Цветок растет в скале.
— Вот я об чем и предупреждаю, - нелогично отвечает лейтенант.
– Моральный уровень поведения женщин. Аккуратность в этих вопросах.
— Ура!
– кричит кто-то.
— Но мы же из другой редакции, - возражают ему.
— Бойся!
– итожит лейтенант.
– И несколько поколений голландских детей будут ботать по фене, - неожиданно вступает в разговор Юра. Юра, Юрочка, лапушка ты моя, гражданин Климов.
Страдания фотографа Ученого
Ученый Григорий Гаврилович с давних лет воевал в рядах бойцов идеологического фронта, а попросту говоря, работал фотокорреспондентом в нашей газете "К-ский комсомолец" и был в свое время очень даже известный человек не только в городе К., стоящем на великой сибирской реке Е., впадающей в Ледовитый океан, но и за пределами его окрестностей, так что все кругом, даже дети, звали его по имени-отчеству и лишь иногда, по делу - товарищ Ученый.
А странная фамилия досталась Григорию Гавриловичу при дележе наследства старого мира.
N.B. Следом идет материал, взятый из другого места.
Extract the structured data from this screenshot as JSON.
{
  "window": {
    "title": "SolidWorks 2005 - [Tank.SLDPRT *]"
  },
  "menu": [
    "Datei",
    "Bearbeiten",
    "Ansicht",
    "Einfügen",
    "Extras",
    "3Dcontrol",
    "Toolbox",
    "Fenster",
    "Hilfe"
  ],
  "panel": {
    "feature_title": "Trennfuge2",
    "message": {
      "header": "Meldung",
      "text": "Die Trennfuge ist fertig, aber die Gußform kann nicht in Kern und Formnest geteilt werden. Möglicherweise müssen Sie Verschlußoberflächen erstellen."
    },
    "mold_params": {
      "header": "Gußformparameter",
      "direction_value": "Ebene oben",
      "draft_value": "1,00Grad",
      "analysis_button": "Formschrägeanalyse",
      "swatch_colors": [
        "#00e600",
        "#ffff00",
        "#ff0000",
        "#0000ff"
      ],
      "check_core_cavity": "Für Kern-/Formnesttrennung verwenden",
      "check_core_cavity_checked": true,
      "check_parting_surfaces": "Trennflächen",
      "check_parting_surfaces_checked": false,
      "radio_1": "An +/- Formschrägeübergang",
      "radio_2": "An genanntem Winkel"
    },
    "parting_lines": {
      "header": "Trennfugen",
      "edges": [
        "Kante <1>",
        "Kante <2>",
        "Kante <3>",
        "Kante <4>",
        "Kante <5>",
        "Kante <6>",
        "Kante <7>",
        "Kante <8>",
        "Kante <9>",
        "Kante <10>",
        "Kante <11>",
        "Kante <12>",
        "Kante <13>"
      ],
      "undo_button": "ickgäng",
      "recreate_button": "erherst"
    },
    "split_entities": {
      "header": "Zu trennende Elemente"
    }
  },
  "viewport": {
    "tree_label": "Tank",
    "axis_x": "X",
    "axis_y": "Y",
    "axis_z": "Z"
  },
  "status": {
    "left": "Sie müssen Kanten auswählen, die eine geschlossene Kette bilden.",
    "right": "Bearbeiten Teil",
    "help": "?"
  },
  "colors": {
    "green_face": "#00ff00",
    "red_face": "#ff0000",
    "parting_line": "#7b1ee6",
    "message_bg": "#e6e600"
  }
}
Или, вернее, от дедушки по имени Иван, отчеству Иванович, а по фамилии Сученый, которую он получил от барина своего, средней руки господина, за то, что служил на псарне и сам непосредственно занимался вопросами случки сук, за которых непосредственно и отвечал. Барин же, когда холопу гадкую фамилию придумал, немного развеселился от грусти тогдашней жизни и вызвал Ивана Иваныча, Ивашку, в белокаменные палаты, чтобы новые биографические данные ему сообщить.
И даже хотел компенсировать моральный ущерб рублем на водку, но Иван Иваныч от суммы отказался, потому что его жег классовый гнев. Тогда барин послал слугу на конюшню, где стихийного борца крепко вспороли, после чего тот упился в трактире купца Мясоедова немедленно, но уже на свои трудовые деньги.
А чуть-чуть погодя, после того как царь Александр Второй, тот самый, что однажды продал американцам Аляску, якобы освободил в 1861 году крестьян, жизнь Ивана Ивановича стала немножко лучше, но фамилию ему менять все равно никто не стал, потому что не то это было время, чтоб менять фамилии всем простым людям.
И тогда родился у него сын по имени Гаврила. Родился он на не сжатой еще к тому времени полосе, в полуденный зной, во время горячей жатвы. Мать просто бросила серп и отошла на самое короткое время в сторонку, а вернулась уже не одна, а с ребенком, которого крестили потом в светленькой деревенской церкви (события-то все, надо сказать, сначала происходили на европейской части территории России, ибо переезд семьи Сученых в Сибирь произошел в незафиксированный момент одного из социальных катаклизмов, время от времени сотрясающих Державу).
На крестины явился из любопытства даже барин, который к тому времени очень иссох и посинел от постоянной грусти и пьянства. Он опирался на клюшку, скалился и подарил новорожденному "на зубок" рубль, впоследствии оказавшийся фальшивым. Очевидно, и тот рубль, который ранее предлагал эксплуататор верному псарю, тоже был из неучтенного металла, так что Иван Иванычу нужно было очень радоваться по такому случаю, но он вскоре умер, заснув зимой не там, где надо.
А сынок его Гаврюша незаметно укрепился на земле и достиг такого благополучия, что даже ходил одно время в хороших смазных сапогах и "антиресном таком" спинжачке, и картузик у него завелся, ясно, с лаковым козырьком, и двумя черненькими пуговками. Говорили, что он обделывал одно время какие-то темные делишки, но не по своей вине, а по причине, что барин на крестинах сглазил. Но это факты непроверенные, и стала их уже проверять полиция, когда грянула империалистическая бойня 1914 года, отчего Гаврила Иваныч Сученый угодил в царские окопы, где и встретил Великую Октябрьскую социалистическую революцию 1917 года совсем немолодым человеком.